Einsteinium fluoride
- Names: Other names Einsteinium(III) fluoride, einsteinium trifluoride

Identifiers
- CAS Number: 99644-27-6;
- 3D model (JSmol): Interactive image;
- ChemSpider: 64887117;

Properties
- Chemical formula: EsF_{3}
- Molar mass: 309 g·mol^{−1}
- Appearance: crystals
- Solubility in water: insoluble

Related compounds
- Related compounds: Californium(III) fluoride Berkelium(III) fluoride

= Einsteinium trifluoride =

Einsteinium fluoride is a binary inorganic chemical compound of einsteinium and fluorine with the chemical formula EsF3.

==Synthesis==
Einsteinium fluoride can be precipitated from einsteinium(III) chloride solutions upon reaction with fluoride ions.
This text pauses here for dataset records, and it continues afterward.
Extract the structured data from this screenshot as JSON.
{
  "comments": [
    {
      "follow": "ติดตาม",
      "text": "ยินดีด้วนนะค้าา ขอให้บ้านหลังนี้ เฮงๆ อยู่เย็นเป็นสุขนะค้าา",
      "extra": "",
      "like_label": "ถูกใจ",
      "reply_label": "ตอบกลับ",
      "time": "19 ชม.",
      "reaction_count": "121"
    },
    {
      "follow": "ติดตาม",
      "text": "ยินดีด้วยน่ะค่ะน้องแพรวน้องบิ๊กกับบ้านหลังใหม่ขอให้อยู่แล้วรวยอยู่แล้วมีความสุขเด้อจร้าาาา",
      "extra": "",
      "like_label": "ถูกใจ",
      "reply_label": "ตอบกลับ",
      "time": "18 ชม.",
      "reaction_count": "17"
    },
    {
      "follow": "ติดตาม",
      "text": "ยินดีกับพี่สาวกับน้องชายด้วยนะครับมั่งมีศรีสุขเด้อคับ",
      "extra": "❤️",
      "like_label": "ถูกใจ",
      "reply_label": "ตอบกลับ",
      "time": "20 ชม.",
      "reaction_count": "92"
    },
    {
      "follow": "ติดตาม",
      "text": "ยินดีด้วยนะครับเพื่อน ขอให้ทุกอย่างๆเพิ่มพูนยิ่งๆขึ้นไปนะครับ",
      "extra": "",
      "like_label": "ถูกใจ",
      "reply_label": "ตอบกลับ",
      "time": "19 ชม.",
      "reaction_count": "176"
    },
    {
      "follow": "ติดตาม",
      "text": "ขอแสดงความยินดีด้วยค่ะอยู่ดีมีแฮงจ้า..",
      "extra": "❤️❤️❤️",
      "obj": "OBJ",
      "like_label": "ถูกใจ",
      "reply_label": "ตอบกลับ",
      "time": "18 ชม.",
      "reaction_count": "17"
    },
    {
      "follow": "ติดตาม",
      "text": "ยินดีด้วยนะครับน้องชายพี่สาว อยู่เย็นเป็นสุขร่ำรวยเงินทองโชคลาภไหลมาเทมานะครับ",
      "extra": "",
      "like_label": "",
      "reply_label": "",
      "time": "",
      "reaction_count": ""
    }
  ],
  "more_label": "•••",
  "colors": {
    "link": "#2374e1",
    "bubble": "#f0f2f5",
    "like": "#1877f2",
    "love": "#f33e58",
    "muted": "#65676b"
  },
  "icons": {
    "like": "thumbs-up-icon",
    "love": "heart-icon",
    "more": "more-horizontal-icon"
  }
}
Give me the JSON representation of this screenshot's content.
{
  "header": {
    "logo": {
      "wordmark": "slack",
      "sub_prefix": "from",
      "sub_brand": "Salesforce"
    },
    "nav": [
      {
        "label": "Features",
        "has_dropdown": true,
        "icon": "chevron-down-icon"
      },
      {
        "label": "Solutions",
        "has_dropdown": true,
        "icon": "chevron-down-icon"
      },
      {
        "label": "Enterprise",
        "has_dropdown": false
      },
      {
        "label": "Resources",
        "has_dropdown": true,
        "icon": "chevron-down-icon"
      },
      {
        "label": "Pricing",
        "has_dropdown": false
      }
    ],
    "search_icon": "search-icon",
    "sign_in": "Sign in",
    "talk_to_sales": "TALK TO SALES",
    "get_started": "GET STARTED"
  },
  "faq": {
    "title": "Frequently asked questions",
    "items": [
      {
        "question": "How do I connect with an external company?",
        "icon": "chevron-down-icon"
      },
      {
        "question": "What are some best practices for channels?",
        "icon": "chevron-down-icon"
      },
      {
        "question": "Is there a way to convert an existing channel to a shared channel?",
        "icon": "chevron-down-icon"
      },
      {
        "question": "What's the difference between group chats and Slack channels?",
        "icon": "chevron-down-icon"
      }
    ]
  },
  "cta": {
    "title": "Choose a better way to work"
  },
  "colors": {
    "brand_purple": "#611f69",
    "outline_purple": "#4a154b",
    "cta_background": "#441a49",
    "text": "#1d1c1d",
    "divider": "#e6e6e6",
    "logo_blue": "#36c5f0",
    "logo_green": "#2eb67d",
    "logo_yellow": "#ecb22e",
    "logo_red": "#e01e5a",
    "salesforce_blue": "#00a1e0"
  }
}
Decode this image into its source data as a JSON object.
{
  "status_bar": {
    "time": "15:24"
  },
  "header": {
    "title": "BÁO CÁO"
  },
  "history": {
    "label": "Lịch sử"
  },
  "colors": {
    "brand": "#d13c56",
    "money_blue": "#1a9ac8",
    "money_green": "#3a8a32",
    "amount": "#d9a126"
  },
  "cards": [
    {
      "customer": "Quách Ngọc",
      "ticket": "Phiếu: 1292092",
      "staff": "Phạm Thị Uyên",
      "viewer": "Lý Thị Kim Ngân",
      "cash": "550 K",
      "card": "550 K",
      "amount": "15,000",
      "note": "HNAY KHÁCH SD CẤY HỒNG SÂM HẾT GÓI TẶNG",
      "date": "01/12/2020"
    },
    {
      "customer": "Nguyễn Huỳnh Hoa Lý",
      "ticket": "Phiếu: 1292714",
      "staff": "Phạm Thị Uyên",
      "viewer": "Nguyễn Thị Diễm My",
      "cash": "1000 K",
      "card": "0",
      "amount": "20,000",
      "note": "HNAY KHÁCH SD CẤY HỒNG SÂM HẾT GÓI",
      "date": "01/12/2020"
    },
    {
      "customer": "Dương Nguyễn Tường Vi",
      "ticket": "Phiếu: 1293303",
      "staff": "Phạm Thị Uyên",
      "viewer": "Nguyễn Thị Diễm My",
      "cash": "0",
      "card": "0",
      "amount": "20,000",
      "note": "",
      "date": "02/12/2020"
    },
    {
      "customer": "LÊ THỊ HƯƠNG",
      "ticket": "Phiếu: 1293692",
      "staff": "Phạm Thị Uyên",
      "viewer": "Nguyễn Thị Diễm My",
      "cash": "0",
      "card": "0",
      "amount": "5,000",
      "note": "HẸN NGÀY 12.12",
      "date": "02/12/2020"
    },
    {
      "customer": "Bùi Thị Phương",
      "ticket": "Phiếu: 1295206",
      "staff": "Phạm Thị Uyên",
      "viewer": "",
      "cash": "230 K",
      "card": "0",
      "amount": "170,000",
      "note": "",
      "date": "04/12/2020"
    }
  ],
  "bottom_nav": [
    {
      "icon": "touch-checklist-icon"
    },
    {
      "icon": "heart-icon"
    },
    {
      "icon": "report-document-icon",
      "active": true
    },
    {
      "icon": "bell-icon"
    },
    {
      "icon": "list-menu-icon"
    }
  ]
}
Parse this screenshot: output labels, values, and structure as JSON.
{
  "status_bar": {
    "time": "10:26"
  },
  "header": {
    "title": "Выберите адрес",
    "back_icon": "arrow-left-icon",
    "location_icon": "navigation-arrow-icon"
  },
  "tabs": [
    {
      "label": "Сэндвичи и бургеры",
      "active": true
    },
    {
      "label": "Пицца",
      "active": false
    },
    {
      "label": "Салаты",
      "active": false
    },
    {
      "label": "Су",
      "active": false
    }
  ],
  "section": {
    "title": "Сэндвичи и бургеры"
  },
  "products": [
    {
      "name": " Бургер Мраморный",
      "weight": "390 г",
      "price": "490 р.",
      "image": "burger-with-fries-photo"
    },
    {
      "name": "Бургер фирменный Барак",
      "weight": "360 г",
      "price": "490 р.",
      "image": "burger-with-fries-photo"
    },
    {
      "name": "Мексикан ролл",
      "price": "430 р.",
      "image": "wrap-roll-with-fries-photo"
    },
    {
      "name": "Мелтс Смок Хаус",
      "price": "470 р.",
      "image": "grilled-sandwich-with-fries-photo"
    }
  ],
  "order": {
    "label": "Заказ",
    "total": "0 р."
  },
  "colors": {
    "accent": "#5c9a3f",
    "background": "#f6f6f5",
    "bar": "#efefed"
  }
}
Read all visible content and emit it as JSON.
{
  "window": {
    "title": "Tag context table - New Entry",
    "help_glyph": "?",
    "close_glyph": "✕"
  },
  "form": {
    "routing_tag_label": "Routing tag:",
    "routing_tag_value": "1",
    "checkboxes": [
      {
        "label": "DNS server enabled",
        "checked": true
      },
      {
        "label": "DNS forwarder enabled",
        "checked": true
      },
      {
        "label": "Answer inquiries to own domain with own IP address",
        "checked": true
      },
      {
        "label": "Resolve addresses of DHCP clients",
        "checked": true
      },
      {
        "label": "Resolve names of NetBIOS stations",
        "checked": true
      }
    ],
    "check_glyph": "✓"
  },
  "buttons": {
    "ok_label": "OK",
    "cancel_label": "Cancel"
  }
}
An alternative preparation procedure is to expose einsteinium(III) oxide to chlorine trifluoride (ClF_{3}) or F_{2} gas at a pressure of 1–2 atmospheres and a temperature between 300 and 400 °C. The EsF_{3} crystal structure is hexagonal, as in californium(III) fluoride (CfF_{3}) where the Es^{3+} ions are 8-fold coordinated by fluorine ions in a bicapped trigonal prism arrangement.

==Physical properties==
The compound forms crystals and is insoluble in water.